Why is adopting orphans controversial?

Ever since Duke, along with Cornell, Emory and Johns Hopkins Universities, announced that we would be participants in the Hathi Trust’s Orphan Works project, I have been talking with a number of different reporters, trying to explain what the project is and why we are doing it.  I was rather pleased to see that the best article written by reporters with whom I spoke was in the Duke Chronicle, our student-run newspaper.

One of the most difficult points to explain to reporters with no background in the minutia of copyright law (and why should they have one?)  is exactly what an orphan work is.  Several interviewers have simply seen them as part of the general class of e-books, and I have had to take pains to dissect that broad concept for them.

Basically, “e-book” can refer to commercial products sold or licensed under the authority of the rights holders — this is the largest category of e-books in most library collections — and to digitized public domain works such as those included in Project Gutenberg (whose founder Michael Hart died recently).  In between are orphan works, a third category of works defined, in some sense, by the fact that they do not fit into either of the other two.  Orphan works, whether in print or digitized, are books that are still protected by copyright (not public domain) and yet for which no rights holder can be located or permission for use obtained.  That’s really the key point about orphan works — there is no one to ask for permission, no one who can be found who is commercializing the work or even has the right to do so.  The options for these digital books is either total obscurity, or access under fair use; there is no third alternative.

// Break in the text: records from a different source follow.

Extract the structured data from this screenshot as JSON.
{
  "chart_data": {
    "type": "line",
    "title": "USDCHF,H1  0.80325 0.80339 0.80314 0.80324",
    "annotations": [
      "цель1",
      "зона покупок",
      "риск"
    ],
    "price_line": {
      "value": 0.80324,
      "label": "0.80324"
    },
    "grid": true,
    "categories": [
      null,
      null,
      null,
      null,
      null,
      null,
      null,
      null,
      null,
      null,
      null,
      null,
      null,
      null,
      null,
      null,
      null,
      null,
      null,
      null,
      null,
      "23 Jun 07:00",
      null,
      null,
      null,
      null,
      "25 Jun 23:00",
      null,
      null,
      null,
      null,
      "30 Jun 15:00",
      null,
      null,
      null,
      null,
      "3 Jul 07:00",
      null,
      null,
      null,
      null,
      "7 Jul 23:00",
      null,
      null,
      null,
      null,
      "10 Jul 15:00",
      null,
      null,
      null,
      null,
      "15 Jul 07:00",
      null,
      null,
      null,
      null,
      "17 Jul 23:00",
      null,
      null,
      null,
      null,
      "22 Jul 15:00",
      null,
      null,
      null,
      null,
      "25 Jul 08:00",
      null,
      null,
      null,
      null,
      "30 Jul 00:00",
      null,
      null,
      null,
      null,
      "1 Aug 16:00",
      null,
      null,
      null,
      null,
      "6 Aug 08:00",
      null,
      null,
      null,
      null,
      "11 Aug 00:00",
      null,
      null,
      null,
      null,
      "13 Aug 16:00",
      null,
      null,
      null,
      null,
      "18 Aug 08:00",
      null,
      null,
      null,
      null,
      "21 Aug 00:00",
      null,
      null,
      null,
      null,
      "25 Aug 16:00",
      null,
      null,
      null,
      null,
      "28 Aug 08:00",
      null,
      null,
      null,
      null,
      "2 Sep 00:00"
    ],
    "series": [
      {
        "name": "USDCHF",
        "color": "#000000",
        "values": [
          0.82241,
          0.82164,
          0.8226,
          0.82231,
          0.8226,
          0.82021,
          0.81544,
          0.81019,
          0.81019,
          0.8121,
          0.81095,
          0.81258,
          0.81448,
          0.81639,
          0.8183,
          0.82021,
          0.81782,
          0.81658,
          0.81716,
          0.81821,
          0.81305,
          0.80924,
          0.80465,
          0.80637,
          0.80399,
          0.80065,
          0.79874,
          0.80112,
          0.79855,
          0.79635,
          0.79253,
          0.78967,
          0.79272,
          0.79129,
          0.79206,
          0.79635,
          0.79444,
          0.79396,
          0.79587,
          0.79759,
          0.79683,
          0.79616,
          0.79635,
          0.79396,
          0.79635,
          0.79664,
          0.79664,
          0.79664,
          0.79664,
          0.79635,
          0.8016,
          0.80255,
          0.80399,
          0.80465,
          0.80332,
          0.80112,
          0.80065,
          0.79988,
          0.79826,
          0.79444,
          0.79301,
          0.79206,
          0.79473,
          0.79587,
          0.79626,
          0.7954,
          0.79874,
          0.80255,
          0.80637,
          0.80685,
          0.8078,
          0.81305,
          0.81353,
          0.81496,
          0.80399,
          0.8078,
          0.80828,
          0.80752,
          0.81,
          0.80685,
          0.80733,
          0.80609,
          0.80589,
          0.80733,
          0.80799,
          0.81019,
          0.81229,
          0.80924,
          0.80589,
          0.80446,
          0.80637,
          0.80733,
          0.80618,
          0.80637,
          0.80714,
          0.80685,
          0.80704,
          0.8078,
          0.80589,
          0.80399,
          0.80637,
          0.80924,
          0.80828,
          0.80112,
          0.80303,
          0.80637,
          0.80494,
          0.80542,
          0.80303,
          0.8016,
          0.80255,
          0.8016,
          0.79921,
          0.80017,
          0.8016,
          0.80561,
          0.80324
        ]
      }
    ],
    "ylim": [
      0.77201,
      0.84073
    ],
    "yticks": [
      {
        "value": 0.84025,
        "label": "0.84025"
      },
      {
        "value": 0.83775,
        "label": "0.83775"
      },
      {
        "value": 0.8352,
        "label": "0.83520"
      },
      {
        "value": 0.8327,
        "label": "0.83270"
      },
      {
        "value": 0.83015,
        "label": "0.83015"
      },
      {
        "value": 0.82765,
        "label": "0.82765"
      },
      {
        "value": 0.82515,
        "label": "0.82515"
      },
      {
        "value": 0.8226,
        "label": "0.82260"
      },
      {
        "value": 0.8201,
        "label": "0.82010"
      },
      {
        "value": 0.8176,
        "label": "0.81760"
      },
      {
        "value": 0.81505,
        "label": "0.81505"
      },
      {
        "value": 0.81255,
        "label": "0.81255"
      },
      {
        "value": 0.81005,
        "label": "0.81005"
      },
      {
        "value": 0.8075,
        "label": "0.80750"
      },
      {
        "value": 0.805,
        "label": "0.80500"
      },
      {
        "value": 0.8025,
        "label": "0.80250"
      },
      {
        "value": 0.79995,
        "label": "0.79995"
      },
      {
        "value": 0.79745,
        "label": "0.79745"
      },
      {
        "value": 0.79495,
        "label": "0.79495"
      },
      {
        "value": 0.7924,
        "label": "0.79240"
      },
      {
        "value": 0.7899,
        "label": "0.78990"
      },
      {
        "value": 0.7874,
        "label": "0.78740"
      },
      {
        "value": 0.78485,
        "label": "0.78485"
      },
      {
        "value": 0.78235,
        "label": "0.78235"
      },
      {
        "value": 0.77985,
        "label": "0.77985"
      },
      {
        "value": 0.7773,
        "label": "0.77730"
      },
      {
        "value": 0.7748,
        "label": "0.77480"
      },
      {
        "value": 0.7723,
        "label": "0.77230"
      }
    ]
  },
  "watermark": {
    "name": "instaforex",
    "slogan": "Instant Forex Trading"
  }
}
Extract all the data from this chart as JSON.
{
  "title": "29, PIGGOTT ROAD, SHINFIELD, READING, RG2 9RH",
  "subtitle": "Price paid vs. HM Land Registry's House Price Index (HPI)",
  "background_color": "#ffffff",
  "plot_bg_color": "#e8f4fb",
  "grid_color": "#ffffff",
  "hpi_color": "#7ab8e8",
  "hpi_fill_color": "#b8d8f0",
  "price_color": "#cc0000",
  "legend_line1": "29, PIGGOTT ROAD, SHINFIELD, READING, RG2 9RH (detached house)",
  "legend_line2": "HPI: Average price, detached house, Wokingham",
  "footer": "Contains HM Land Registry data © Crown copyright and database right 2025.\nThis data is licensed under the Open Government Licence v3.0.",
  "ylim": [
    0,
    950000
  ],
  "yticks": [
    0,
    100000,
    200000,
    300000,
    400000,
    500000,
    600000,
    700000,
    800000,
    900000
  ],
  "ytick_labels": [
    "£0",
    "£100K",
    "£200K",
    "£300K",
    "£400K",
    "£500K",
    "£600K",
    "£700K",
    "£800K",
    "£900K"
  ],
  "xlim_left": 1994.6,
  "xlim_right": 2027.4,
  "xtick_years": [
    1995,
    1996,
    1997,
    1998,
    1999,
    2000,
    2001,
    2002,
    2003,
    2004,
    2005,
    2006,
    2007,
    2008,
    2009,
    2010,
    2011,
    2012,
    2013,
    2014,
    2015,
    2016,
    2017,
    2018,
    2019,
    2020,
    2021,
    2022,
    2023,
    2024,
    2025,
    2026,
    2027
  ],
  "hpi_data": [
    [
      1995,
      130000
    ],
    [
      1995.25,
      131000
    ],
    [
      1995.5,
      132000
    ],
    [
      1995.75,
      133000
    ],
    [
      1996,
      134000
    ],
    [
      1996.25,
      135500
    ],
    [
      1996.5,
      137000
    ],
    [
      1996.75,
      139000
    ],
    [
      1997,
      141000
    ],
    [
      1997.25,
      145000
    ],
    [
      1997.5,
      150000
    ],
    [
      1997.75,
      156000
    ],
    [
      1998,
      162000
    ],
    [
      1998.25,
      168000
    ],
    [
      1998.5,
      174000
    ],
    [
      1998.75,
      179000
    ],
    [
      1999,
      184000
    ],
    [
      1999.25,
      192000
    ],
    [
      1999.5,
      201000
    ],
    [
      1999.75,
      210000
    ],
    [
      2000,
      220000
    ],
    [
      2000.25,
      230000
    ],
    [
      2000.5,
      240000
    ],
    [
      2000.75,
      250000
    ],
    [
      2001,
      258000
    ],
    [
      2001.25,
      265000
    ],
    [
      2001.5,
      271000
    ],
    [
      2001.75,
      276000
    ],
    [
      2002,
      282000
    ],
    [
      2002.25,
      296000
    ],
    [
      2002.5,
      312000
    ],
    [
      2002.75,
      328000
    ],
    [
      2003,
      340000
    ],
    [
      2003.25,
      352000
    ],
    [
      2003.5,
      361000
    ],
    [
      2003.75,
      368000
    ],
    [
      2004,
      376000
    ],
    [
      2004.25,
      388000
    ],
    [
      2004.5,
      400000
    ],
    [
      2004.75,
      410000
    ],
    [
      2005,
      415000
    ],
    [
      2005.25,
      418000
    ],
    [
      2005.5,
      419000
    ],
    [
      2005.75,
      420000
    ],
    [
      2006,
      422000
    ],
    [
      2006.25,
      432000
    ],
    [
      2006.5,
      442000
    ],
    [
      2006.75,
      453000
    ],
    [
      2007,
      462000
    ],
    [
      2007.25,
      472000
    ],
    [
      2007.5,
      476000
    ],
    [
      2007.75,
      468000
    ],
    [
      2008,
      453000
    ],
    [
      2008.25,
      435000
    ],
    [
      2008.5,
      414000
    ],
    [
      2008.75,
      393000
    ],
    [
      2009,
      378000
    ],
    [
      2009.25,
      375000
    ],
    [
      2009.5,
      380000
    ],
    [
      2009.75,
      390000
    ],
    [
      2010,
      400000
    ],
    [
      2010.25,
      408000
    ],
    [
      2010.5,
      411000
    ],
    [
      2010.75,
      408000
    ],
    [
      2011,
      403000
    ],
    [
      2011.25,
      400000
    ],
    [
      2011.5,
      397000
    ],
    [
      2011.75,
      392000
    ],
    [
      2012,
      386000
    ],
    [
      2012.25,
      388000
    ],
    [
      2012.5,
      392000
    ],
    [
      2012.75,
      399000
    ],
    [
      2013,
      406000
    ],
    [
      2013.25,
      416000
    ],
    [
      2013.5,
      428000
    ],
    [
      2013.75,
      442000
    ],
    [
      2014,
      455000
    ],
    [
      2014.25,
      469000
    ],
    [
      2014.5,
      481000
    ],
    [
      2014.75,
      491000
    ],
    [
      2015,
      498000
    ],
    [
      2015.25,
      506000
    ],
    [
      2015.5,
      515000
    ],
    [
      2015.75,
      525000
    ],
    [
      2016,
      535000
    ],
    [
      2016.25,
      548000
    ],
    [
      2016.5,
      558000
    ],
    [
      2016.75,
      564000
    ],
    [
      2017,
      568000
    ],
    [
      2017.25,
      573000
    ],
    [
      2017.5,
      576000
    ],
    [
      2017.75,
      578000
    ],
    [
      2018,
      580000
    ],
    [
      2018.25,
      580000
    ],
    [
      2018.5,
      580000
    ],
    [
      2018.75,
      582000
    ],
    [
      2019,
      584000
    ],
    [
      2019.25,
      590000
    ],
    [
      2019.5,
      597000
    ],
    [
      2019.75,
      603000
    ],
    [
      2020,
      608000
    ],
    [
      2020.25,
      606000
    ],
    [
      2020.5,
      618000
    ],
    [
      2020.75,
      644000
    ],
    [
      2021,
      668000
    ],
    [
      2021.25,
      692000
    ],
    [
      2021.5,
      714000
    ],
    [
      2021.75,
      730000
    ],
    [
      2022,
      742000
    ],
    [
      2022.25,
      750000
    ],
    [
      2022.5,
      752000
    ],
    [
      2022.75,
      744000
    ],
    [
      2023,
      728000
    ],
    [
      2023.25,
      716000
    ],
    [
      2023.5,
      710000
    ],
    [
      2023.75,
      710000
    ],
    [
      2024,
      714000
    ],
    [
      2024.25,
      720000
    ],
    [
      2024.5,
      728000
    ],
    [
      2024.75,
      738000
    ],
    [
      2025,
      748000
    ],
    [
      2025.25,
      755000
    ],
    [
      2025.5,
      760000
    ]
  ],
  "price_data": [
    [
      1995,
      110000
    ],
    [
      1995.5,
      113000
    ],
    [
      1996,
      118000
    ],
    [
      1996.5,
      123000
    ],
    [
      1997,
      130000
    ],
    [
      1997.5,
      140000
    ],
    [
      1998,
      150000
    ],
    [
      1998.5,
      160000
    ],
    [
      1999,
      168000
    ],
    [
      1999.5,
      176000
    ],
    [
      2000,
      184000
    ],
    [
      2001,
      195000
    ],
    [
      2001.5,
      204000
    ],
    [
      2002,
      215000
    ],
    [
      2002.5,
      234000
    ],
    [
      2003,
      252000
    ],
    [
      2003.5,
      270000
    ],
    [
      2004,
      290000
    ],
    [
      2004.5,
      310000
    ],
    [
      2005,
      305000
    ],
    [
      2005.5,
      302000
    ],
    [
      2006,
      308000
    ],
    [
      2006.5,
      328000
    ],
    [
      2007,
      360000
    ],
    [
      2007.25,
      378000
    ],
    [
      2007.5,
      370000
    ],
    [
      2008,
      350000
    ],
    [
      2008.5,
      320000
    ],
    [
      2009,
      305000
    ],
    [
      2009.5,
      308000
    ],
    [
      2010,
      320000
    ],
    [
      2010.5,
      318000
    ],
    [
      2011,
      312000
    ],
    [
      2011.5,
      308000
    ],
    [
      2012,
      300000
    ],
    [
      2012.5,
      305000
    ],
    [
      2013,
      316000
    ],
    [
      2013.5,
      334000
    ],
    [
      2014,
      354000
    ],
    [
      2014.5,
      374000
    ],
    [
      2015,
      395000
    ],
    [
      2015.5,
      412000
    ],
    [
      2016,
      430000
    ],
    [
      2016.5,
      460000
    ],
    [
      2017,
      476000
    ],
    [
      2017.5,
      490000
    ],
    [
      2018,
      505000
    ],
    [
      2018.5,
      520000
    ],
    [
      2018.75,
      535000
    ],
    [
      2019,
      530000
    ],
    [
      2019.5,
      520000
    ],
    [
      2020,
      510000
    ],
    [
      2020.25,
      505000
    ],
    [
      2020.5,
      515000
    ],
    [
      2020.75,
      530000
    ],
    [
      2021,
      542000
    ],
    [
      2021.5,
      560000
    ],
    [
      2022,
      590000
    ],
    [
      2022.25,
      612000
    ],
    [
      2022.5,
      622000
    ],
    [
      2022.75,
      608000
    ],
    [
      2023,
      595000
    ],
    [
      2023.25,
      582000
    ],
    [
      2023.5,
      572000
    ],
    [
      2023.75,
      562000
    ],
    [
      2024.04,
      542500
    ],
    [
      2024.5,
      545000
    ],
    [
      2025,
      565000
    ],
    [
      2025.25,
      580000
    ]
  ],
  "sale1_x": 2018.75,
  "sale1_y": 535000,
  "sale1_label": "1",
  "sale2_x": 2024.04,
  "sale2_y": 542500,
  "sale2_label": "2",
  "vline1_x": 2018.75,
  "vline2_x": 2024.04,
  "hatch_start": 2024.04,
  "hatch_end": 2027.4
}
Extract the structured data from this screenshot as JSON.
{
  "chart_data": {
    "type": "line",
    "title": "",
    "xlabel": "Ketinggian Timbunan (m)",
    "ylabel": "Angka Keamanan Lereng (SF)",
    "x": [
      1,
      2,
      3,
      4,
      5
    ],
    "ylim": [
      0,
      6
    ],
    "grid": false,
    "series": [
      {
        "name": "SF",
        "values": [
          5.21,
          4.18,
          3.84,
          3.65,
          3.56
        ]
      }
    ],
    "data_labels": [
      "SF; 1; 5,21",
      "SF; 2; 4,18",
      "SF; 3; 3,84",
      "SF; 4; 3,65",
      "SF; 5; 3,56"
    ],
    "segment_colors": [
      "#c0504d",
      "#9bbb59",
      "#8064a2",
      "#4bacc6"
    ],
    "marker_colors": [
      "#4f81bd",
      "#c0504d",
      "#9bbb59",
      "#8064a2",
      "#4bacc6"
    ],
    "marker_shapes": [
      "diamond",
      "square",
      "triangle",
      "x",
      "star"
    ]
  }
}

The rights holders for orphan works probably fall into two categories.  The first is publishing firms that have gone out of business and for which there is no record of a “successor in interest.”  The other are the heirs of individual rights holder who have died without explicitly directing the disposition of their intellectual property.  Identifying a work as an orphan involves a reasonably diligent search to determine if a specific work still has an identifiable rights holder or if, in the absence of other evidence, it falls into these “orphaned” categories.

Making the digital files of orphan works held in Hathi Trust available to restricted scholarly audiences should really be a no-brainer.  The absence of any market that can be harmed, combined with the limited educational and research use, makes the fair use case quite easy.  So I was curious to see that one short article about the project called it “controversial,” while this online forum invited readers to vote on whether or not it is “within copyright law.”  I would very much like to know where the controversy is, and what reasons those who have voted “no” in the poll have for their opinion.  I suspect there are some significant misunderstandings about the project behind those votes.

Whatever controversy there may be apparently exists because of a single quote, printed in the Chronicle of Higher Education when Hathi and the University of Michigan first announced the project, which called the project illegal and the product of “elfin whimsy.” It was the kind of ill-conceived remark that I think anyone who talks to reporters dreads blurting out without proper reflection.  But it is important to understand that there is no whimsy at all behind the project or the decisions made to participate.  All of the participants have discussed the situation with both campus lawyers and academic administrators.  Each, to my certain knowledge, has made a careful and responsible decision.  On each campus, I believe, the same fundamental realization has dawned — this project is not a risk, either to the schools or to the legitimate interests of publishers, nor the product of a radical interpretation of the law.  It is exactly the core of what fair use was developed to accomplish.

3 thoughts on “Why is adopting orphans controversial?”

  1. There is a thing I have called the affiliation gap, the hiatus between the happy few with access to excellent digital sources like HathiTrust fulltext pdf download of PD-(sic)-books and now the oprhans on the one side – and the other people on the other. Orphans are the property of all people not the property of some rich universities. Therefore I appreciate the law suit while I am in favour of a legislation that allows digital Open Access to orphans.

  2. Dr. Graf —

    Actually, we’re talking about orphan works where the university owns its own copy of the work in question, and where the intended use is by students attending that same university, people who already have borrowing rights to that library and that book. (Unless it’s a rare book. In which case they have the right to sit in the rare book room and read it, and will probably be scanning bits of it into their phone anyway — because that’s how a lot of people take notes nowadays.)

    Anyway, if I want to digitize one of my own books off my own bookshelf for my own use, are you seriously saying that you’d sue me for doing it, unless I give you a copy too? How about if I just memorize part of the book? Is that wrong?

    I don’t even have a scanner or a cameraphone, and I’d still defend to the death the fair use right of any bookowner to make copies of stuff, digital or Xerox or verbatim notes with a pencil. There’s no practical difference.

  3. Of course this was posted before the Authors’ Guild sued HathiTrust and Michigan, but Maureen, it’s worth noting that the Georgia State University e-reserves lawsuit is over pretty much the same thing. A university owns a print copy of a journal that its students and faculty have full rights to access, it makes PDFs of articles from those journals and posts them on password-protected course websites, and BAM they get sued.